Jul 16, 2023Jul 16, 2023

Scientific Reports volume 13, Artigo número: 14250 (2023) Citar este artigo

12 Altmétrico

Detalhes das métricas

A ocorrência do âmbar do Báltico na Europa tem sido tradicionalmente associada à difusão da cultura Bell Beaker durante o terceiro milénio AC. Na Península Ibérica, este fenómeno é particularmente visível na metade sul. Aqui apresentamos uma conta de âmbar recuperada numa caverna funerária do Neolítico Superior (3634-3363 cal AC) do nordeste da Península Ibérica, onde mais de 12 indivíduos foram enterrados. Os resultados da espectroscopia no infravermelho com transformada de Fourier de quatro amostras revelaram sua completa semelhança com os espectros de referência da succinita do Báltico. Apesar de ser uma conta única, esta descoberta fornece a evidência mais antiga da chegada do âmbar do Báltico ao Mediterrâneo e à Europa Ocidental, antes do fenómeno Bell Beaker e mais de um milénio antes do que tradicionalmente se pensava. Esta descoberta tem implicações para a nossa compreensão das primeiras redes de troca de materiais exóticos e das suas estruturas sociais associadas.

Objetos feitos de matérias-primas “exóticas” são elementos-chave da cultura material arqueológica. Do ponto de vista da produção, podem informar sobre comércio e intercâmbio, mobilidade e organização artesanal; os seus padrões de consumo estão frequentemente ligados a questões de estatuto social, identidade e género.

As redes culturais alargadas foram tão fundamentais no passado como o são no presente.
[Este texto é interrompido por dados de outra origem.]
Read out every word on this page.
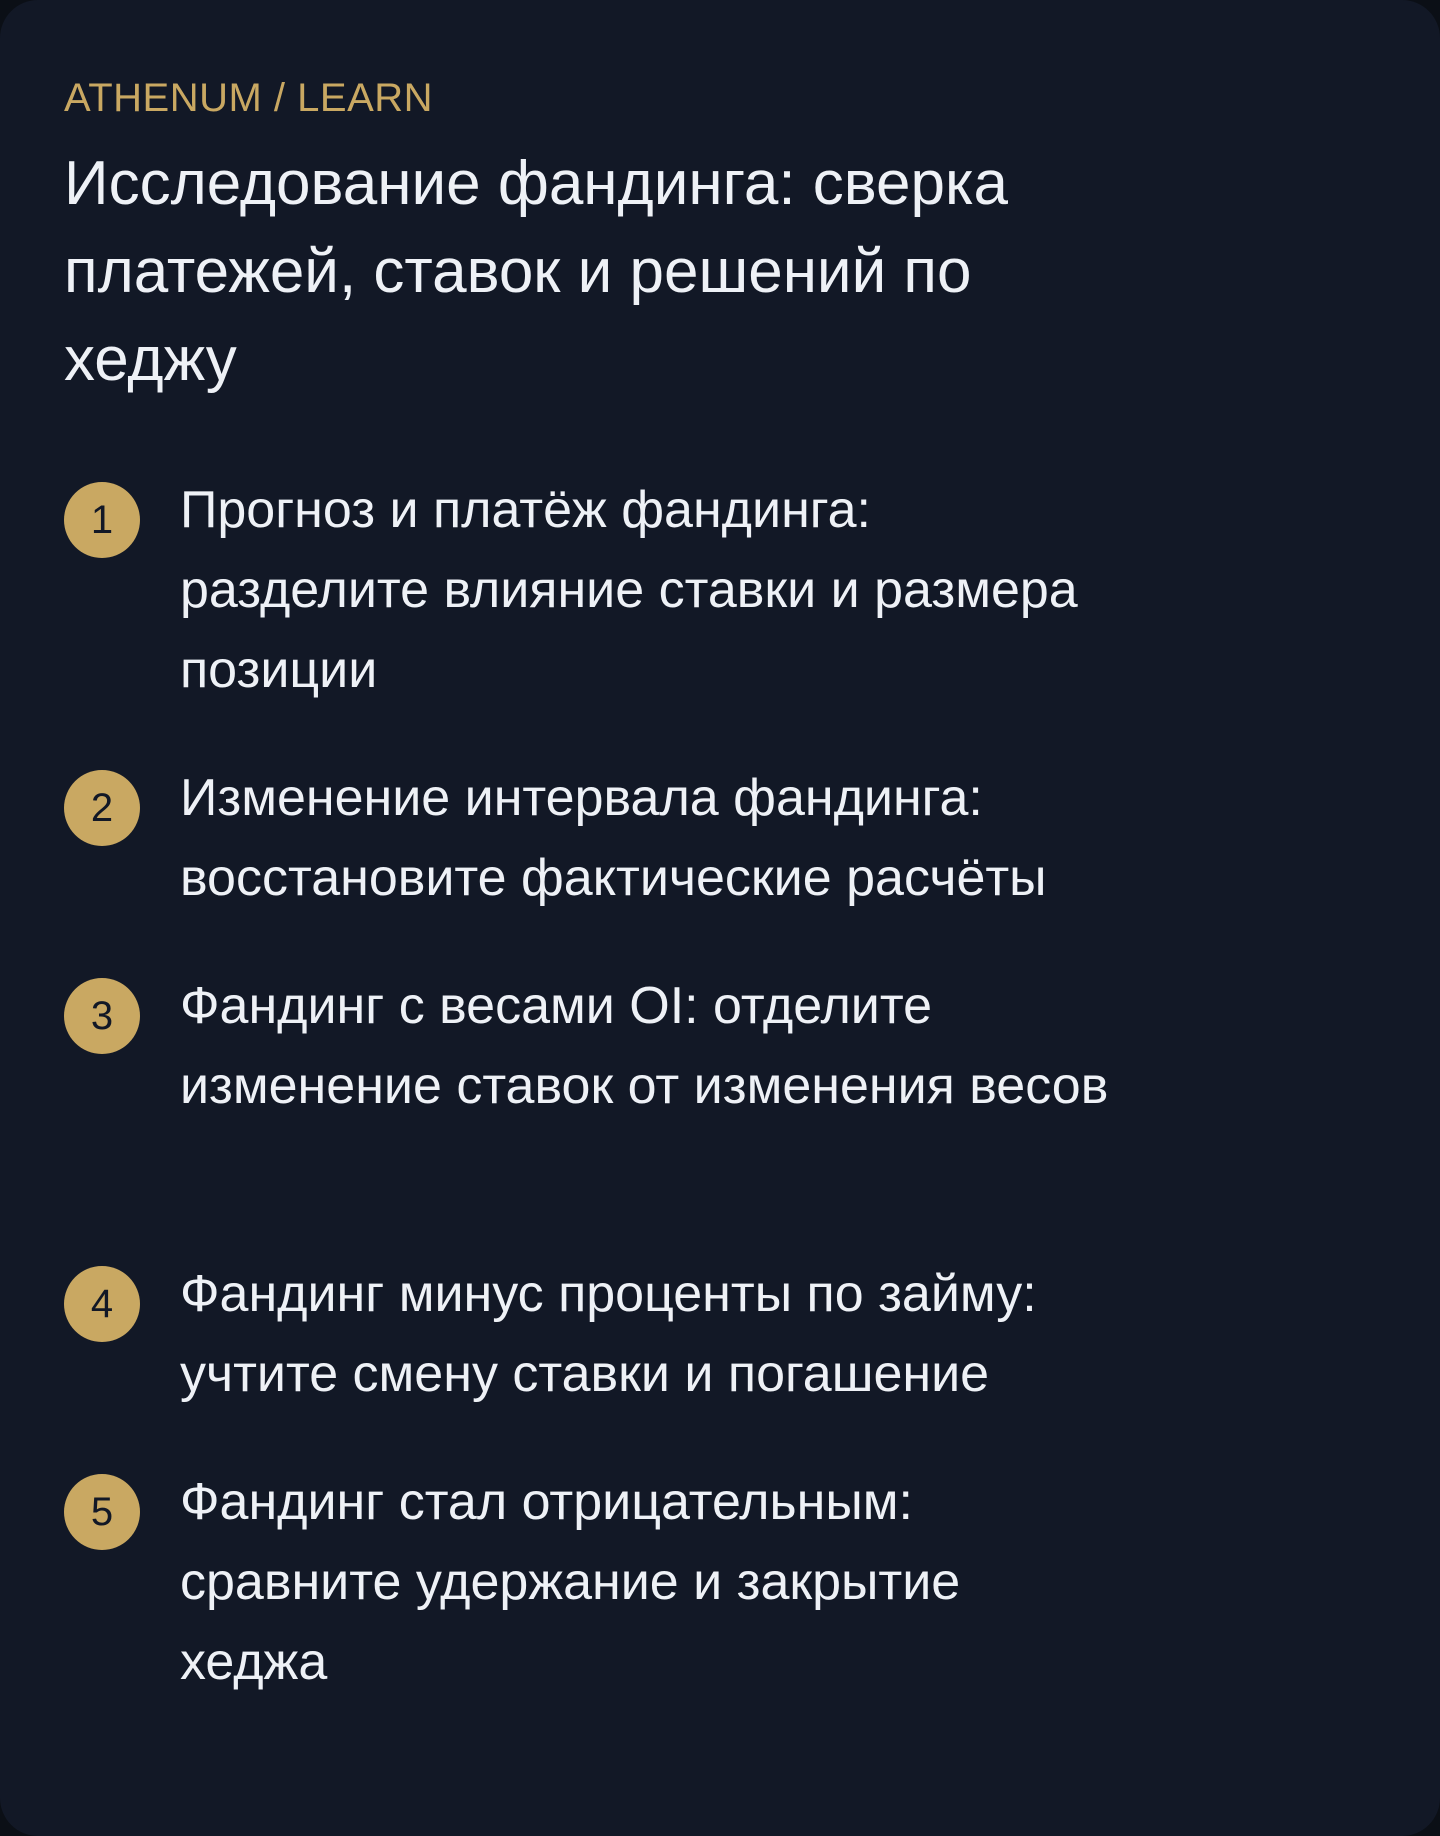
ATHENUM / LEARN
Исследование фандинга: сверка платежей, ставок и решений по хеджу
1	Прогноз и платёж фандинга: разделите влияние ставки и размера позиции
2	Изменение интервала фандинга: восстановите фактические расчёты
3	Фандинг с весами OI: отделите изменение ставок от изменения весов
4	Фандинг минус проценты по займу: учтите смену ставки и погашение
5	Фандинг стал отрицательным: сравните удержание и закрытие хеджа
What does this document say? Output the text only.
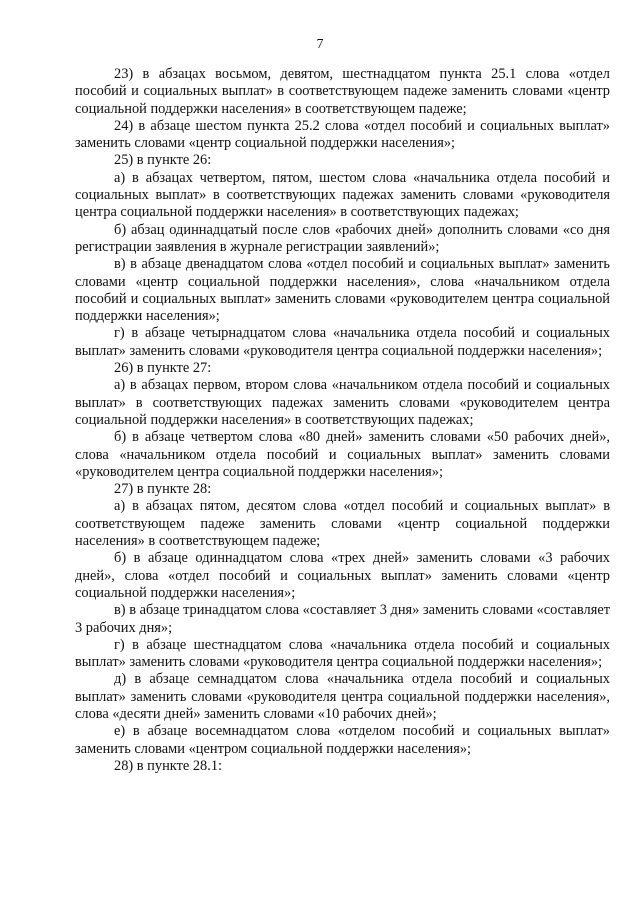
7

23) в абзацах восьмом, девятом, шестнадцатом пункта 25.1 слова «отдел пособий и социальных выплат» в соответствующем падеже заменить словами «центр социальной поддержки населения» в соответствующем падеже;

24) в абзаце шестом пункта 25.2 слова «отдел пособий и социальных выплат» заменить словами «центр социальной поддержки населения»;

25) в пункте 26:

а) в абзацах четвертом, пятом, шестом слова «начальника отдела пособий и социальных выплат» в соответствующих падежах заменить словами «руководителя центра социальной поддержки населения» в соответствующих падежах;

б) абзац одиннадцатый после слов «рабочих дней» дополнить словами «со дня регистрации заявления в журнале регистрации заявлений»;

в) в абзаце двенадцатом слова «отдел пособий и социальных выплат» заменить словами «центр социальной поддержки населения», слова «начальником отдела пособий и социальных выплат» заменить словами «руководителем центра социальной поддержки населения»;

г) в абзаце четырнадцатом слова «начальника отдела пособий и социальных выплат» заменить словами «руководителя центра социальной поддержки населения»;

26) в пункте 27:

а) в абзацах первом, втором слова «начальником отдела пособий и социальных выплат» в соответствующих падежах заменить словами «руководителем центра социальной поддержки населения» в соответствующих падежах;

б) в абзаце четвертом слова «80 дней» заменить словами «50 рабочих дней», слова «начальником отдела пособий и социальных выплат» заменить словами «руководителем центра социальной поддержки населения»;

27) в пункте 28:

а) в абзацах пятом, десятом слова «отдел пособий и социальных выплат» в соответствующем падеже заменить словами «центр социальной поддержки населения» в соответствующем падеже;

б) в абзаце одиннадцатом слова «трех дней» заменить словами «3 рабочих дней», слова «отдел пособий и социальных выплат» заменить словами «центр социальной поддержки населения»;

в) в абзаце тринадцатом слова «составляет 3 дня» заменить словами «составляет 3 рабочих дня»;

г) в абзаце шестнадцатом слова «начальника отдела пособий и социальных выплат» заменить словами «руководителя центра социальной поддержки населения»;

д) в абзаце семнадцатом слова «начальника отдела пособий и социальных выплат» заменить словами «руководителя центра социальной поддержки населения», слова «десяти дней» заменить словами «10 рабочих дней»;

е) в абзаце восемнадцатом слова «отделом пособий и социальных выплат» заменить словами «центром социальной поддержки населения»;

28) в пункте 28.1:
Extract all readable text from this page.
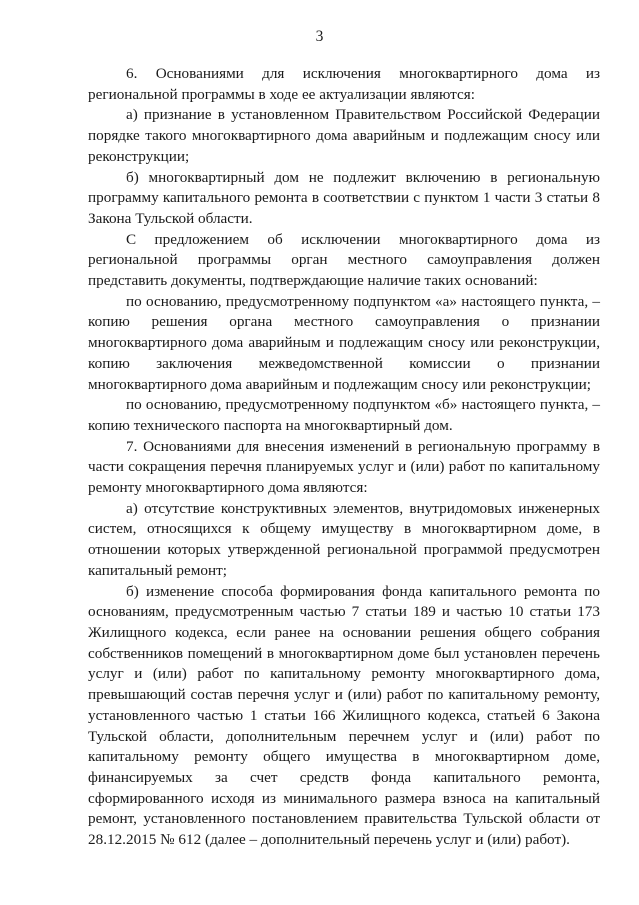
3

6. Основаниями для исключения многоквартирного дома из региональной программы в ходе ее актуализации являются:

а) признание в установленном Правительством Российской Федерации порядке такого многоквартирного дома аварийным и подлежащим сносу или реконструкции;

б) многоквартирный дом не подлежит включению в региональную программу капитального ремонта в соответствии с пунктом 1 части 3 статьи 8 Закона Тульской области.

С предложением об исключении многоквартирного дома из региональной программы орган местного самоуправления должен представить документы, подтверждающие наличие таких оснований:

по основанию, предусмотренному подпунктом «а» настоящего пункта, – копию решения органа местного самоуправления о признании многоквартирного дома аварийным и подлежащим сносу или реконструкции, копию заключения межведомственной комиссии о признании многоквартирного дома аварийным и подлежащим сносу или реконструкции;

по основанию, предусмотренному подпунктом «б» настоящего пункта, – копию технического паспорта на многоквартирный дом.

7. Основаниями для внесения изменений в региональную программу в части сокращения перечня планируемых услуг и (или) работ по капитальному ремонту многоквартирного дома являются:

а) отсутствие конструктивных элементов, внутридомовых инженерных систем, относящихся к общему имуществу в многоквартирном доме, в отношении которых утвержденной региональной программой предусмотрен капитальный ремонт;

б) изменение способа формирования фонда капитального ремонта по основаниям, предусмотренным частью 7 статьи 189 и частью 10 статьи 173 Жилищного кодекса, если ранее на основании решения общего собрания собственников помещений в многоквартирном доме был установлен перечень услуг и (или) работ по капитальному ремонту многоквартирного дома, превышающий состав перечня услуг и (или) работ по капитальному ремонту, установленного частью 1 статьи 166 Жилищного кодекса, статьей 6 Закона Тульской области, дополнительным перечнем услуг и (или) работ по капитальному ремонту общего имущества в многоквартирном доме, финансируемых за счет средств фонда капитального ремонта, сформированного исходя из минимального размера взноса на капитальный ремонт, установленного постановлением правительства Тульской области от 28.12.2015 № 612 (далее – дополнительный перечень услуг и (или) работ).
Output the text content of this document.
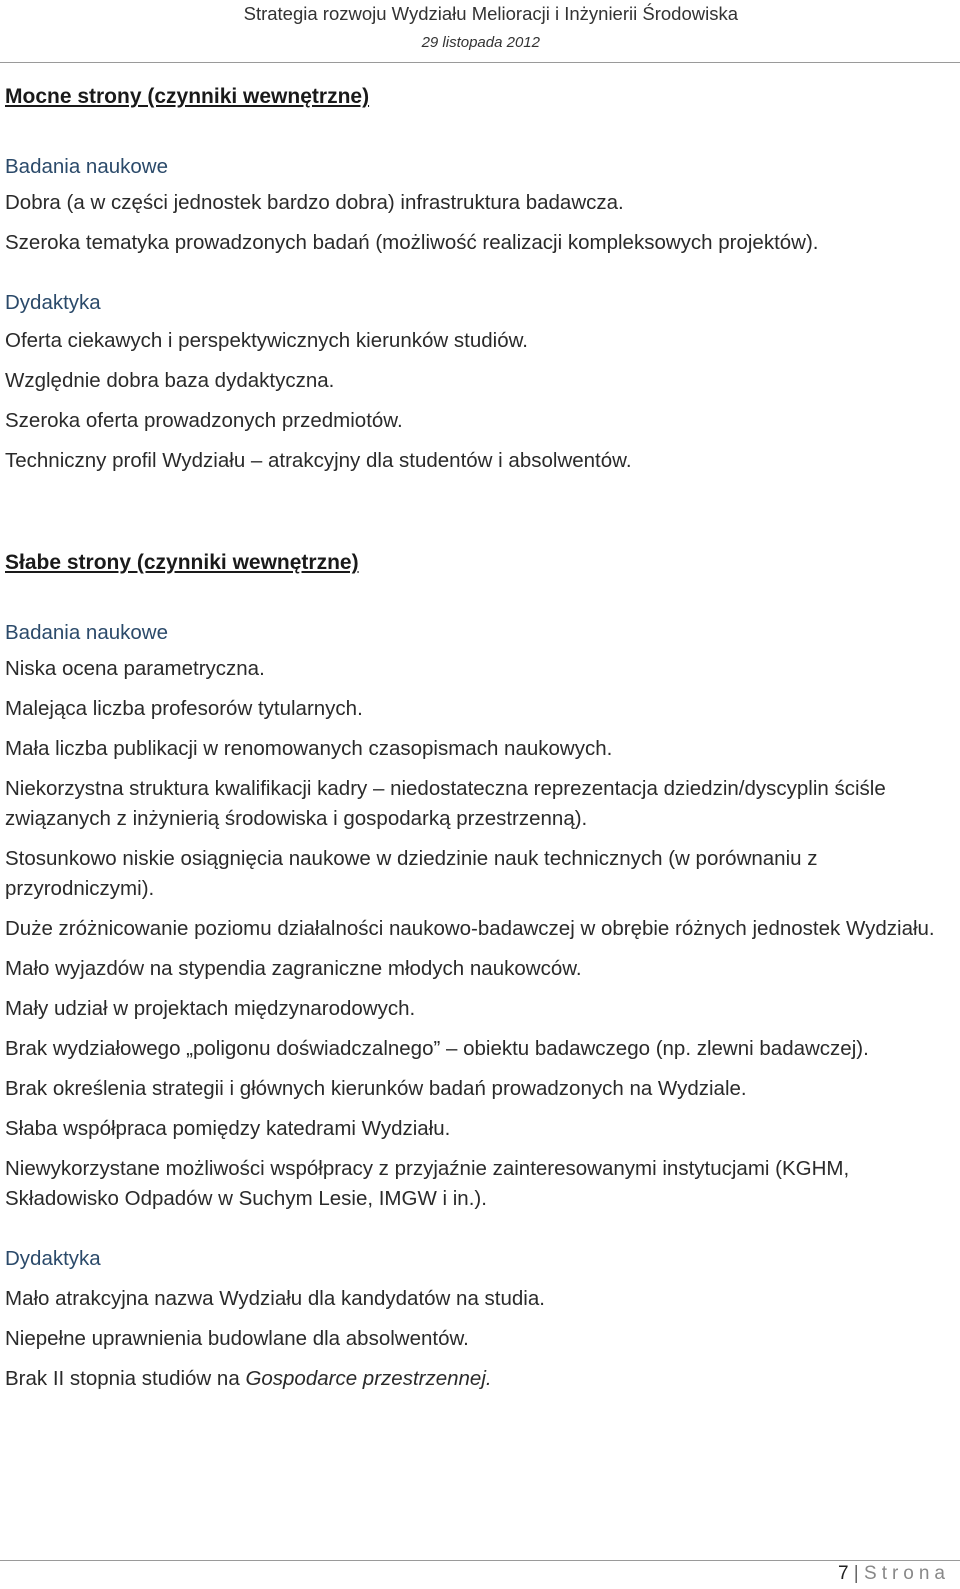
Strategia rozwoju Wydziału Melioracji i Inżynierii Środowiska
29 listopada 2012

Mocne strony (czynniki wewnętrzne)

Badania naukowe

Dobra (a w części jednostek bardzo dobra) infrastruktura badawcza.

Szeroka tematyka prowadzonych badań (możliwość realizacji kompleksowych projektów).

Dydaktyka

Oferta ciekawych i perspektywicznych kierunków studiów.

Względnie dobra baza dydaktyczna.

Szeroka oferta prowadzonych przedmiotów.

Techniczny profil Wydziału – atrakcyjny dla studentów i absolwentów.

Słabe strony (czynniki wewnętrzne)

Badania naukowe

Niska ocena parametryczna.

Malejąca liczba profesorów tytularnych.

Mała liczba publikacji w renomowanych czasopismach naukowych.

Niekorzystna struktura kwalifikacji kadry – niedostateczna reprezentacja dziedzin/dyscyplin ściśle związanych z inżynierią środowiska i gospodarką przestrzenną).

Stosunkowo niskie osiągnięcia naukowe w dziedzinie nauk technicznych (w porównaniu z przyrodniczymi).

Duże zróżnicowanie poziomu działalności naukowo-badawczej w obrębie różnych jednostek Wydziału.

Mało wyjazdów na stypendia zagraniczne młodych naukowców.

Mały udział w projektach międzynarodowych.

Brak wydziałowego „poligonu doświadczalnego” – obiektu badawczego (np. zlewni badawczej).

Brak określenia strategii i głównych kierunków badań prowadzonych na Wydziale.

Słaba współpraca pomiędzy katedrami Wydziału.

Niewykorzystane możliwości współpracy z przyjaźnie zainteresowanymi instytucjami (KGHM, Składowisko Odpadów w Suchym Lesie, IMGW i in.).

Dydaktyka

Mało atrakcyjna nazwa Wydziału dla kandydatów na studia.

Niepełne uprawnienia budowlane dla absolwentów.

Brak II stopnia studiów na Gospodarce przestrzennej.

7 | Strona
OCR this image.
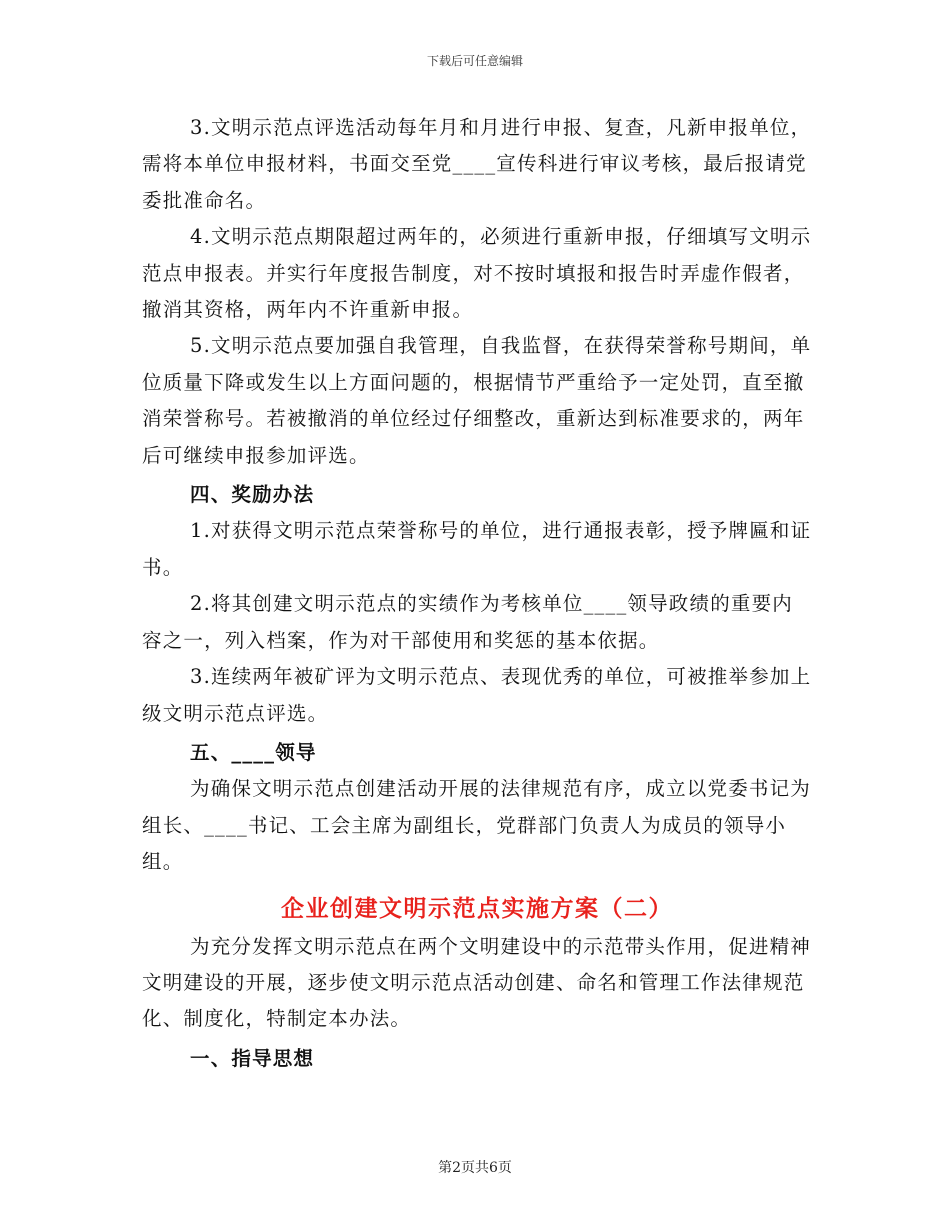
下载后可任意编辑

3.文明示范点评选活动每年月和月进行申报、复查，凡新申报单位，需将本单位申报材料，书面交至党____宣传科进行审议考核，最后报请党委批准命名。

4.文明示范点期限超过两年的，必须进行重新申报，仔细填写文明示范点申报表。并实行年度报告制度，对不按时填报和报告时弄虚作假者，撤消其资格，两年内不许重新申报。

5.文明示范点要加强自我管理，自我监督，在获得荣誉称号期间，单位质量下降或发生以上方面问题的，根据情节严重给予一定处罚，直至撤消荣誉称号。若被撤消的单位经过仔细整改，重新达到标准要求的，两年后可继续申报参加评选。

四、奖励办法

1.对获得文明示范点荣誉称号的单位，进行通报表彰，授予牌匾和证书。

2.将其创建文明示范点的实绩作为考核单位____领导政绩的重要内容之一，列入档案，作为对干部使用和奖惩的基本依据。

3.连续两年被矿评为文明示范点、表现优秀的单位，可被推举参加上级文明示范点评选。

五、____领导

为确保文明示范点创建活动开展的法律规范有序，成立以党委书记为组长、____书记、工会主席为副组长，党群部门负责人为成员的领导小组。

企业创建文明示范点实施方案（二）

为充分发挥文明示范点在两个文明建设中的示范带头作用，促进精神文明建设的开展，逐步使文明示范点活动创建、命名和管理工作法律规范化、制度化，特制定本办法。

一、指导思想

第2页共6页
Especificamente, as redes comerciais de longa distância poderiam permitir o acesso privilegiado ao conhecimento, às tecnologias, aos objetos e às relações sociais. Da mesma forma, a disponibilidade restrita de determinados materiais poderia ter gerado prestígio e outras formas de diferenciação social. Por um lado, as redes podem facilitar a associação e a assistência mútua em tempos de ameaça, sendo as relações sociais estabelecidas através da troca mais importantes do que os próprios objetos trocados1. Mas as redes cooperativas de sobrevivência também desencadeiam dependência, dívida social e competição, conduzindo potencialmente a desequilíbrios sociais2. É, portanto, importante considerar como o comércio de longa distância e o exotismo serviram como recursos simbólicos. Que impacto tiveram os primeiros no movimento de objectos, tecnologias e ideologias que permitiram a certas pessoas (indivíduos, grupos ou comunidades inteiras) manter e consolidar o seu estatuto social, poder e influência3? E como se relacionava o comércio de longa distância com outros processos de agregação, fissão ou competição entre facções na sua associação com poder ou prestígio social4,5?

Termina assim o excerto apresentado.